Modelling the Effectiveness of Gene-Edited Salmon at Sea Lice Control and the Use of Refugia to Mitigate Counter-Adaptation

Summary

Advances in gene-editing technologies offer opportunities to improve disease management in aquaculture. Gene-editing applications for farmed Atlantic salmon (Salmo salar) include harnessing innate parasite resistance to protect against salmon lice (Lepeophtheirus salmonis). The potential for salmon lice to counter-adapt to changes in the host should be considered. However, salmon farms are highly connected through louse transmission, and so it is important to gauge the impact of new technologies over large scales. Exploring the epidemiology and evolution of lice across a farm network is possible using metapopulation models. Here, we expand upon an eco-evolutionary model to simulate the stocking of theoretical gene-edited Atlantic salmon that rejected lice to a similar degree as the more resistant coho salmon (Oncorhynchus kisutch).
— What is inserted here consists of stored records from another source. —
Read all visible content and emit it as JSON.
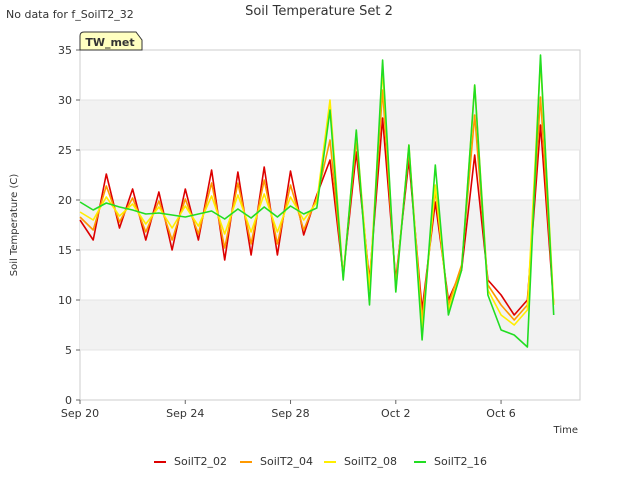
{
  "header": {
    "no_data_note": "No data for f_SoilT2_32",
    "title": "Soil Temperature Set 2",
    "badge": "TW_met"
  },
  "chart_data": {
    "type": "line",
    "title": "Soil Temperature Set 2",
    "xlabel": "Time",
    "ylabel": "Soil Temperature (C)",
    "xlim": [
      "2023-09-20",
      "2023-10-09"
    ],
    "ylim": [
      0,
      35
    ],
    "x_ticks": [
      {
        "label": "Sep 20",
        "date": "2023-09-20"
      },
      {
        "label": "Sep 24",
        "date": "2023-09-24"
      },
      {
        "label": "Sep 28",
        "date": "2023-09-28"
      },
      {
        "label": "Oct 2",
        "date": "2023-10-02"
      },
      {
        "label": "Oct 6",
        "date": "2023-10-06"
      }
    ],
    "y_ticks": [
      "0",
      "5",
      "10",
      "15",
      "20",
      "25",
      "30",
      "35"
    ],
    "grid": "horizontal bands",
    "legend_placement": "bottom",
    "series": [
      {
        "name": "SoilT2_02",
        "color": "#dd0000",
        "x": [
          "2023-09-20",
          "2023-09-20T12",
          "2023-09-21",
          "2023-09-21T12",
          "2023-09-22",
          "2023-09-22T12",
          "2023-09-23",
          "2023-09-23T12",
          "2023-09-24",
          "2023-09-24T12",
          "2023-09-25",
          "2023-09-25T12",
          "2023-09-26",
          "2023-09-26T12",
          "2023-09-27",
          "2023-09-27T12",
          "2023-09-28",
          "2023-09-28T12",
          "2023-09-29",
          "2023-09-29T12",
          "2023-09-30",
          "2023-09-30T12",
          "2023-10-01",
          "2023-10-01T12",
          "2023-10-02",
          "2023-10-02T12",
          "2023-10-03",
          "2023-10-03T12",
          "2023-10-04",
          "2023-10-04T12",
          "2023-10-05",
          "2023-10-05T12",
          "2023-10-06",
          "2023-10-06T12",
          "2023-10-07",
          "2023-10-07T12",
          "2023-10-08"
        ],
        "values": [
          18.0,
          16.0,
          22.6,
          17.2,
          21.1,
          16.0,
          20.8,
          15.0,
          21.1,
          16.0,
          23.0,
          14.0,
          22.8,
          14.5,
          23.3,
          14.5,
          22.9,
          16.5,
          20.5,
          24.0,
          12.5,
          24.8,
          12.0,
          28.2,
          12.0,
          24.0,
          9.0,
          19.8,
          10.0,
          13.0,
          24.5,
          12.0,
          10.5,
          8.5,
          10.0,
          27.5,
          9.5
        ]
      },
      {
        "name": "SoilT2_04",
        "color": "#ff9900",
        "x": [
          "2023-09-20",
          "2023-09-20T12",
          "2023-09-21",
          "2023-09-21T12",
          "2023-09-22",
          "2023-09-22T12",
          "2023-09-23",
          "2023-09-23T12",
          "2023-09-24",
          "2023-09-24T12",
          "2023-09-25",
          "2023-09-25T12",
          "2023-09-26",
          "2023-09-26T12",
          "2023-09-27",
          "2023-09-27T12",
          "2023-09-28",
          "2023-09-28T12",
          "2023-09-29",
          "2023-09-29T12",
          "2023-09-30",
          "2023-09-30T12",
          "2023-10-01",
          "2023-10-01T12",
          "2023-10-02",
          "2023-10-02T12",
          "2023-10-03",
          "2023-10-03T12",
          "2023-10-04",
          "2023-10-04T12",
          "2023-10-05",
          "2023-10-05T12",
          "2023-10-06",
          "2023-10-06T12",
          "2023-10-07",
          "2023-10-07T12",
          "2023-10-08"
        ],
        "values": [
          18.3,
          17.0,
          21.4,
          17.8,
          20.2,
          16.8,
          19.9,
          16.0,
          20.1,
          16.6,
          21.7,
          15.2,
          21.7,
          15.6,
          22.0,
          15.6,
          21.5,
          17.0,
          20.2,
          26.0,
          12.5,
          26.0,
          11.5,
          31.0,
          11.5,
          25.0,
          8.0,
          21.0,
          9.5,
          13.5,
          28.5,
          11.5,
          9.5,
          8.0,
          9.5,
          30.3,
          9.5
        ]
      },
      {
        "name": "SoilT2_08",
        "color": "#ffee00",
        "x": [
          "2023-09-20",
          "2023-09-20T12",
          "2023-09-21",
          "2023-09-21T12",
          "2023-09-22",
          "2023-09-22T12",
          "2023-09-23",
          "2023-09-23T12",
          "2023-09-24",
          "2023-09-24T12",
          "2023-09-25",
          "2023-09-25T12",
          "2023-09-26",
          "2023-09-26T12",
          "2023-09-27",
          "2023-09-27T12",
          "2023-09-28",
          "2023-09-28T12",
          "2023-09-29",
          "2023-09-29T12",
          "2023-09-30",
          "2023-09-30T12",
          "2023-10-01",
          "2023-10-01T12",
          "2023-10-02",
          "2023-10-02T12",
          "2023-10-03",
          "2023-10-03T12",
          "2023-10-04",
          "2023-10-04T12",
          "2023-10-05",
          "2023-10-05T12",
          "2023-10-06",
          "2023-10-06T12",
          "2023-10-07",
          "2023-10-07T12",
          "2023-10-08"
        ],
        "values": [
          18.8,
          18.0,
          20.3,
          18.4,
          19.6,
          17.6,
          19.3,
          17.2,
          19.4,
          17.4,
          20.4,
          16.6,
          20.5,
          16.8,
          20.6,
          16.8,
          20.3,
          18.0,
          19.8,
          30.0,
          12.2,
          26.8,
          11.0,
          33.0,
          11.0,
          25.5,
          7.0,
          21.5,
          9.0,
          13.0,
          31.5,
          11.0,
          8.5,
          7.5,
          9.0,
          34.0,
          9.5
        ]
      },
      {
        "name": "SoilT2_16",
        "color": "#22dd22",
        "x": [
          "2023-09-20",
          "2023-09-20T12",
          "2023-09-21",
          "2023-09-21T12",
          "2023-09-22",
          "2023-09-22T12",
          "2023-09-23",
          "2023-09-23T12",
          "2023-09-24",
          "2023-09-24T12",
          "2023-09-25",
          "2023-09-25T12",
          "2023-09-26",
          "2023-09-26T12",
          "2023-09-27",
          "2023-09-27T12",
          "2023-09-28",
          "2023-09-28T12",
          "2023-09-29",
          "2023-09-29T12",
          "2023-09-30",
          "2023-09-30T12",
          "2023-10-01",
          "2023-10-01T12",
          "2023-10-02",
          "2023-10-02T12",
          "2023-10-03",
          "2023-10-03T12",
          "2023-10-04",
          "2023-10-04T12",
          "2023-10-05",
          "2023-10-05T12",
          "2023-10-06",
          "2023-10-06T12",
          "2023-10-07",
          "2023-10-07T12",
          "2023-10-08"
        ],
        "values": [
          19.8,
          19.0,
          19.7,
          19.3,
          19.0,
          18.6,
          18.7,
          18.5,
          18.3,
          18.6,
          18.9,
          18.1,
          19.1,
          18.2,
          19.3,
          18.3,
          19.4,
          18.6,
          19.2,
          29.0,
          12.0,
          27.0,
          9.5,
          34.0,
          10.8,
          25.5,
          6.0,
          23.5,
          8.5,
          13.0,
          31.5,
          10.5,
          7.0,
          6.5,
          5.3,
          34.5,
          8.5
        ]
      }
    ]
  }
}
Model outputs suggested that such louse resistance would be highly effective at controlling outbreaks and reducing the need for additional delousing treatments. Lice were controlled more efficiently when gene edits were prioritized at key farms in the louse dispersal network. In scenarios where gene edits selected for adaptive traits in the louse population, however, lice rapidly evolved counter-resistance, leading to a significant reduction in treatment efficacy. When highly connected farms were left as refugia (not stocked with edited salmon), the rate of adaptation was slowed, thus extending the effectiveness of gene edits through time. The refuge effect was further enhanced if there were fitness trade-offs to counter-resistance in lice. We note that the long-term benefits of the refugia approach—to individual farms and to the wider industry—must be balanced with the costs in the short term, especially for the refuge farms. Careful planning of how to distribute new technologies can maximize efficiency and help safeguard them against parasite evolution. Spatial eco-evolutionary models are powerful tools for scenario testing that assist with decision making.